Longitude: -2.7975 / 2°47'50"W

OS Eastings: 345122

OS Northings: 213147

OS Grid: SO451131

Mapcode National: GBR FG.WYJ4

Mapcode Global: VH79B.GNGK

Entry Name: Site of Grace Dieu Abbey

Scheduled Date: 25 April 1963

Source: Cadw

Source ID: 2389

Cadw Legacy ID: MM158

Schedule Class: Religious, Ritual and Funerary

Category: Abbey

Period: Medieval

County: Monmouthshire (Sir Fynwy)

Community: Llangattock-Vibon-Avel (Llangatwg Feibion Afel)

Traditional County: Monmouthshire


The monument consists of the site of the last Cistercian abbey begun in Wales and was founded by John of Monmouth in 1226 on a different site to the north. It was sister house to Dore Abbey in Herefordshire and remained poor throughout its history with relatively limited estates along the river Wye, including a Grange to the east of Monmouth.

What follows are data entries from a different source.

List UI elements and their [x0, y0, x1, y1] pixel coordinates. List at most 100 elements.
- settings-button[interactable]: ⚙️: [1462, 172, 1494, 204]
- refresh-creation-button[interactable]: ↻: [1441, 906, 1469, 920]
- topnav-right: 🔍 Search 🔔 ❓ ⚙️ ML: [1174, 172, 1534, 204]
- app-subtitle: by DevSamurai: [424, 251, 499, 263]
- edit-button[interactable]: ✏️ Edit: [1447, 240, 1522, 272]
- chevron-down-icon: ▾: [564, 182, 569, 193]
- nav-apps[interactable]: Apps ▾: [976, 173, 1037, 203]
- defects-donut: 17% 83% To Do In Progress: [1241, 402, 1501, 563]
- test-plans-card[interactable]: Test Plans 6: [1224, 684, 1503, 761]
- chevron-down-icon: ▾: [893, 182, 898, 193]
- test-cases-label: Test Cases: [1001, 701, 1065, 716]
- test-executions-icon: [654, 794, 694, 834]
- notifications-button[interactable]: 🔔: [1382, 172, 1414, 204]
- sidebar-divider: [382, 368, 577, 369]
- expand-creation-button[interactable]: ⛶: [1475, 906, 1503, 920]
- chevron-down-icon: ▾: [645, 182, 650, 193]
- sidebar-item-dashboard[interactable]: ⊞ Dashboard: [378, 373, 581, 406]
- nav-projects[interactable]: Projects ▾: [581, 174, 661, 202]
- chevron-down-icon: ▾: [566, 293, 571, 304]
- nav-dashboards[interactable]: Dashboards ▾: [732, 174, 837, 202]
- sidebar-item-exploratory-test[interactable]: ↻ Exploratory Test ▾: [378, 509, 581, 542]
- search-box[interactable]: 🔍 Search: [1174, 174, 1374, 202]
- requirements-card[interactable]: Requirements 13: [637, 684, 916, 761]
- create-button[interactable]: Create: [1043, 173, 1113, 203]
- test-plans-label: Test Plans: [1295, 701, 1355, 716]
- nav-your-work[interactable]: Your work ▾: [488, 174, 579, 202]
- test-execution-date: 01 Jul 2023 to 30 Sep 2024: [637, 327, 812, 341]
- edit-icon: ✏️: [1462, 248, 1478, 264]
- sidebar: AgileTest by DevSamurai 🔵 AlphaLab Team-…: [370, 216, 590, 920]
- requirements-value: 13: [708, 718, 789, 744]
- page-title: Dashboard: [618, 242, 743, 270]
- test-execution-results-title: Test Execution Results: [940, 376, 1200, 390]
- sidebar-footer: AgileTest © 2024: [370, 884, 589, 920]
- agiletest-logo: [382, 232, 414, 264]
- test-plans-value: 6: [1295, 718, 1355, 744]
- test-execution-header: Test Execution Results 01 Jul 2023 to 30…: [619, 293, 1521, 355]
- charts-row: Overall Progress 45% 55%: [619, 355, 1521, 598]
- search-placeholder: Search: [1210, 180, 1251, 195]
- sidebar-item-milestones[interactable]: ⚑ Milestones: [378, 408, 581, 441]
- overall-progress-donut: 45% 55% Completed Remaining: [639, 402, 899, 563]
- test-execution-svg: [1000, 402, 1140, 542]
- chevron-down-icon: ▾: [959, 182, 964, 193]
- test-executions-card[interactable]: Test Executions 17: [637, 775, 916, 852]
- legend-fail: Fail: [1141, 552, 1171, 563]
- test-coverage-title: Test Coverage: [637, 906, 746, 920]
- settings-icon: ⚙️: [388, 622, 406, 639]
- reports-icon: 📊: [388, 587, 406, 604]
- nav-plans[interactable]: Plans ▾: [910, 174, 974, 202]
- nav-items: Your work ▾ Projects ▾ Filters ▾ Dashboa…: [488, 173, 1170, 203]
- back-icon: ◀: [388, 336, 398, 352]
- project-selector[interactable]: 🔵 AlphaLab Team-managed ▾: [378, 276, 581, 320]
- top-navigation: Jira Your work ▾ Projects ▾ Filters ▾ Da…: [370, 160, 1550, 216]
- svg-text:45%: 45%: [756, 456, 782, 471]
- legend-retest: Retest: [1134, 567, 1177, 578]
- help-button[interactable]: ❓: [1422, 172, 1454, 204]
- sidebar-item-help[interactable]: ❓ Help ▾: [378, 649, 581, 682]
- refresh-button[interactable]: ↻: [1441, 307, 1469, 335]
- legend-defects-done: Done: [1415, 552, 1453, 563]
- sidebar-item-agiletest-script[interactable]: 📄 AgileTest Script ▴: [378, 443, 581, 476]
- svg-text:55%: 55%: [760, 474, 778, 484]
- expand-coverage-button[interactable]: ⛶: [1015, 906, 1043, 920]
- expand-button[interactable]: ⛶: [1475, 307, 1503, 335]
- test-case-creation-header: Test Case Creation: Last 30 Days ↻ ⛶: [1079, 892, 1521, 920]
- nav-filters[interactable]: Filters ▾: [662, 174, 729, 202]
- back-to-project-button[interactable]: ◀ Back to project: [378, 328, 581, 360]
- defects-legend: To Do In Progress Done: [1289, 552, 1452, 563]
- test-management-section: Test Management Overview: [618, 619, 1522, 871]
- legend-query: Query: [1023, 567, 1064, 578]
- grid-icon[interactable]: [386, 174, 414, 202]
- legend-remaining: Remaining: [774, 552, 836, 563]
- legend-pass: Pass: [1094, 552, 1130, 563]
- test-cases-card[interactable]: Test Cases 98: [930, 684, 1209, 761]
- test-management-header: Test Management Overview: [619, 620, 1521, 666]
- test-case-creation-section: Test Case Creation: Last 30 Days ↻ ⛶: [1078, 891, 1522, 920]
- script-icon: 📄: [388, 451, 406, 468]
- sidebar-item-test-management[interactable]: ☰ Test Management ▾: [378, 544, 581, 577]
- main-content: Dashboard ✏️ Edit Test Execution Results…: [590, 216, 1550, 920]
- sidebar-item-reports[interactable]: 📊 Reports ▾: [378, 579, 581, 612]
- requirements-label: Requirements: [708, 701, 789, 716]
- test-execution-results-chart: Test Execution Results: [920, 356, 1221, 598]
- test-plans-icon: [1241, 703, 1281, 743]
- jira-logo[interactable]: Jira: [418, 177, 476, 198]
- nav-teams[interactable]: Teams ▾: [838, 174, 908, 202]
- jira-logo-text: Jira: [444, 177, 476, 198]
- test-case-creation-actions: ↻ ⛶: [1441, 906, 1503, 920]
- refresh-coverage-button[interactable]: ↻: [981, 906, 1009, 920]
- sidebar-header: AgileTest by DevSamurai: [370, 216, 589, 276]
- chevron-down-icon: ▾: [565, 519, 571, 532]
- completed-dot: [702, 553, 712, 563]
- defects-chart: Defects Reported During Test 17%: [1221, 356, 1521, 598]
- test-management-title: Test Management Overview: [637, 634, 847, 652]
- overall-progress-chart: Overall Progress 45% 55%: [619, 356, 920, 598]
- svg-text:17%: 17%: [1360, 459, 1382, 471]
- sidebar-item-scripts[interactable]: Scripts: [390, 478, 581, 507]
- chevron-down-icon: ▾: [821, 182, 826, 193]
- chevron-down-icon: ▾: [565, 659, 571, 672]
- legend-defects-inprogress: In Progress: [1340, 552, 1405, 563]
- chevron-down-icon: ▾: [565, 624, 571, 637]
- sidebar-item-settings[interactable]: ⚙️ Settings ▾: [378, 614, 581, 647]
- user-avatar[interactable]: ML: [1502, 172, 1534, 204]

The Abbey was attacked by the Welsh in 1232 and destroyed in 1233 and subsequently relocated from its original site in 1236. It was dissolved in 1536. The scheduled area covers the traditional site within a field known as Abbey Meadow, which occupies a low promontory above a broad wet basin created by the confluence of a lesser stream with the River Trothy. No standing remains of the Abbey survive, although traces of buried walls, drainage ditches and tracks can be identified through aerial photography and have been partly confirmed by limited geophysical survey.

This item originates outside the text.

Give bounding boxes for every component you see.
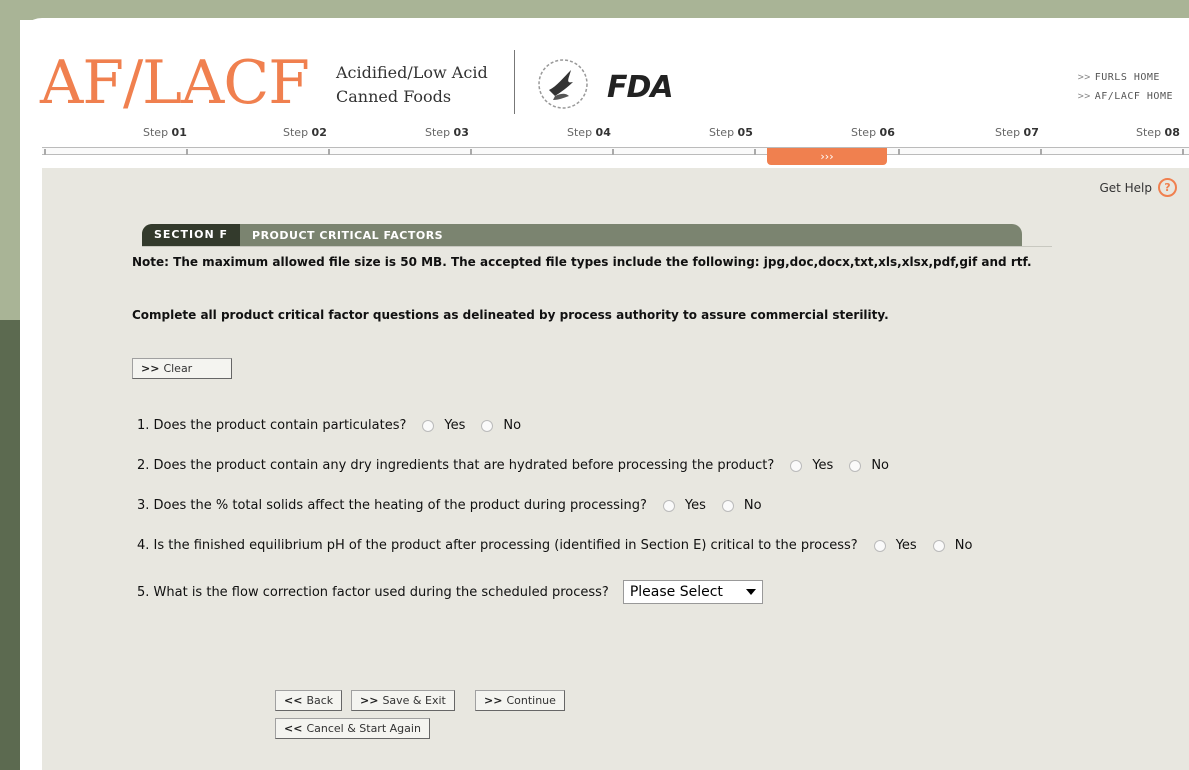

The monument is of national importance for its potential to enhance our knowledge of the organisation and practice of medieval Christianity. It retains significant archaeological potential, with a strong probability of the presence of associated archaeological features and deposits. The structure itself may be expected to contain archaeological information concerning chronology and building techniques of a lesser Cistercian establishment.

The scheduled area comprises the remains described and areas around them within which related evidence may be expected to survive.